Usually begins in the rectum and the lower colon but may also spread continuously to involve the entire colon; but may spread continuously to involve the entire colon.
Truelove and Witts severity index for ulcerative colitis?
THE MHB
1. Temperature
2. Heart rate
3. ESR
4. Movements/day (bowel movements)
5. Hb
6. Blood in stool
Mild UC?
T - apyrexia
HR <70/min
ESR<30
Movements<4
Hb>11g/dl
Blood in stool - none or small
Moderate UC?
T - 37.1-37.8
HR - 70-90/min
ESR<30
Movements - 4-6
Hb - 10.5-11g/dl
Blood in stool - moderate
Severe UC?
T>37.8
HR>90/min
ESR>30
Movements - 7-6
Hb <10.5g/dl
Blood in stool - large
Crohns disease?
There is transmural inflammation of the GI mucosa which can affect any part of the GI tract
Spread of Crohns disease?
- Most commonly affects the terminal ileum and colon
- Skip lesions present (affects some areas of the GI tract while leaving other sections completely untouched)
- prone to strictures, fistulas and adhesions
Why is CD associated with strictures?
inflammation occurs in all layers down to the serosa
UC vs CD?
CD - skip lesions
UC - continuous colonic involvement beginning in rectum
Indeterminate colitis?
- In some, it is difficult to determine whether their symptoms are due to Crohn’s disease or ulcerative colitis.
- There is no evidence of small bowel involvement, fistula or perianal disease.
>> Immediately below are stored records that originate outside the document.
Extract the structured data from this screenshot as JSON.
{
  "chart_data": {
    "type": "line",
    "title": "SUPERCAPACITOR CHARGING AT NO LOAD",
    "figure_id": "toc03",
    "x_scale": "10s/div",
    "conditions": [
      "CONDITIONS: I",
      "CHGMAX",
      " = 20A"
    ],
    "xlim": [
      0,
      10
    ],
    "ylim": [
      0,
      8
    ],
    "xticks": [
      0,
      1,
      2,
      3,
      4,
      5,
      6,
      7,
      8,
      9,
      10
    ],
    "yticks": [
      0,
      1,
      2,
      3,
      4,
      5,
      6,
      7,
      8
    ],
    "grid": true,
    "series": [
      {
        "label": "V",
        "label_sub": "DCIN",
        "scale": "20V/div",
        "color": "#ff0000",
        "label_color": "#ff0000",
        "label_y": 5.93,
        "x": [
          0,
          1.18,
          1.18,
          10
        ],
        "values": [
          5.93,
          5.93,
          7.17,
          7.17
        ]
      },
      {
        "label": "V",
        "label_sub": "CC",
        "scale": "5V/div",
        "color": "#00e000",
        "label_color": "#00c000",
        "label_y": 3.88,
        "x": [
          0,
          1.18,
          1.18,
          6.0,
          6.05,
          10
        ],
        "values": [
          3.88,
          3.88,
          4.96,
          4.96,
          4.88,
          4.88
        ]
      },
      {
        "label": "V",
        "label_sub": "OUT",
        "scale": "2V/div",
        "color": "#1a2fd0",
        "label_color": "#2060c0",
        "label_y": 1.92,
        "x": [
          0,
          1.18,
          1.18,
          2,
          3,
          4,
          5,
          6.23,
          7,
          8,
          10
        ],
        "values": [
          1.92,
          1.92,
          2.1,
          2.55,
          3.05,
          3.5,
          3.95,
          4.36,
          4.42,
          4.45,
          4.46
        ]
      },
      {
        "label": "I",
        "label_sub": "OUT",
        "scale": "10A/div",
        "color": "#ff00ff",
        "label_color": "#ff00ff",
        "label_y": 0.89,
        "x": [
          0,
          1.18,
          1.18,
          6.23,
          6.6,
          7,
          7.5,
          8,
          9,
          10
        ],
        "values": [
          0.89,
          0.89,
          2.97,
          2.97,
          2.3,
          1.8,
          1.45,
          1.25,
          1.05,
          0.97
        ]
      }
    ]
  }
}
There is no diagnostic criteria for CD or UC by microscopy.
Epidemiology?
The peak age of onset of UC and CD is 15 to 30 years.
Second peak 60 to 80
Male:female UC 1:1 and CD 1.1:1.8
Smoking is associated with a two-fold increased risk of CD
If one has IBD the lifetime risk that a first degree relative will be affected is 10%.
More common in white people than in African or Asians ; higher risk in Jews- Ashkenazi jews have higher risk than Sephardic jews
Risk factors in IBD?
- Smoking associated with earlier age of onset of disease and more frequent need for immunosuppression among women with Crohn’s disease but not men
- Smoking cessation is associated with an increased risk of ulcerative colitis.